Plus, the math tradition of one-character variable names means that they've had to adopt several different alphabets just to get enough identifier uniqueness (greek, hebrew, etc., plus specialized symbols like the real, natural, and integer number set symbols). Which makes all that stuff a pain to type. And even then, there are still identifier collisions where different sub-disciplines have different conventions for the meaning of a particular character.

It's also annoying because single-character names are impossible to google for.


We would use multi-character names for Branch, Empty and Tree because it matters what those things represent. It would be thoroughly confusing if we instead wrote

    t a = e | b a (t a) (t a)
However, we don't care what the 'a' represents. It's just a placeholder for an arbitrary piece of information. If we had to write

    Tree someData = Empty | Branch someData (Tree someData) (Tree someData)
then we have just introduced a lot of unnecessary line noise.

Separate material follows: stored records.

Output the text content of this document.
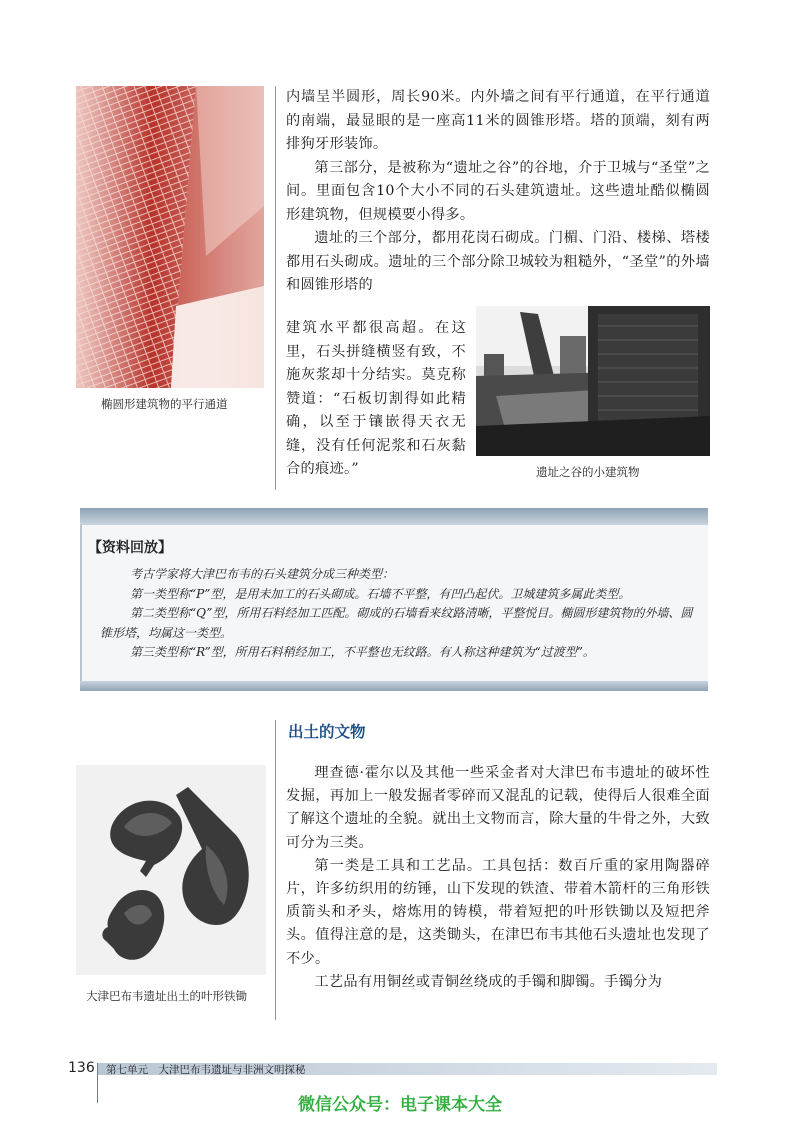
椭圆形建筑物的平行通道

内墙呈半圆形，周长90米。内外墙之间有平行通道，在平行通道的南端，最显眼的是一座高11米的圆锥形塔。塔的顶端，刻有两排狗牙形装饰。

第三部分，是被称为“遗址之谷”的谷地，介于卫城与“圣堂”之间。里面包含10个大小不同的石头建筑遗址。这些遗址酷似椭圆形建筑物，但规模要小得多。

遗址的三个部分，都用花岗石砌成。门楣、门沿、楼梯、塔楼都用石头砌成。遗址的三个部分除卫城较为粗糙外，“圣堂”的外墙和圆锥形塔的

建筑水平都很高超。在这里，石头拼缝横竖有致，不施灰浆却十分结实。莫克称赞道：“石板切割得如此精确，以至于镶嵌得天衣无缝，没有任何泥浆和石灰黏合的痕迹。”	遗址之谷的小建筑物
【资料回放】

考古学家将大津巴布韦的石头建筑分成三种类型：

第一类型称“P”型，是用未加工的石头砌成。石墙不平整，有凹凸起伏。卫城建筑多属此类型。

第二类型称“Q”型，所用石料经加工匹配。砌成的石墙看来纹路清晰，平整悦目。椭圆形建筑物的外墙、圆锥形塔，均属这一类型。

第三类型称“R”型，所用石料稍经加工，不平整也无纹路。有人称这种建筑为“过渡型”。

出土的文物
大津巴布韦遗址出土的叶形铁锄

理查德·霍尔以及其他一些采金者对大津巴布韦遗址的破坏性发掘，再加上一般发掘者零碎而又混乱的记载，使得后人很难全面了解这个遗址的全貌。就出土文物而言，除大量的牛骨之外，大致可分为三类。

第一类是工具和工艺品。工具包括：数百斤重的家用陶器碎片，许多纺织用的纺锤，山下发现的铁渣、带着木箭杆的三角形铁质箭头和矛头，熔炼用的铸模，带着短把的叶形铁锄以及短把斧头。值得注意的是，这类锄头，在津巴布韦其他石头遗址也发现了不少。

工艺品有用铜丝或青铜丝绕成的手镯和脚镯。手镯分为

136 第七单元　大津巴布韦遗址与非洲文明探秘
微信公众号：电子课本大全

One difference between programming and mathematics is that programming is mostly interpreted in context, when it matters that this double represents elapsed time, and this double represents dollars in my checking account. Mathematics, on the other hand, is mostly interpreted out of context. I don't care what a represents, all I care about is that it enjoys the relationship ab = ba with some other arbitrary object b.

If the mantra of programming is "names are important" then the mantra of mathematics might be "names aren't important".


Sure, your original example with single-letter type variables makes sense to me, since those variables could represent anything. I never meant to object to those. I just wanted to point out the fact that your example also included multi-letter names, while mathematics generally does not.

So if you really don't care what a variable represents, then I'd agree that a single-letter name is fine. Given that math is almost universally done with single-letter variable names, are you suggesting that in math you almost never care what a variable represents? This wikipedia article makes me think otherwise; clearly, variables often have a fairly specific meaning.

http://en.wikipedia.org/wiki/Greek_letters_used_in_mathemati...


Ok, this is a good reason, though I'm don't think it covers all the use cases, in particular on the borderline between math and physics. But yes, I can see how in programming, knowing what the variable really represents is usually helpful, while in math might usually be not.

Thanks for the link, there are some good thoughts there.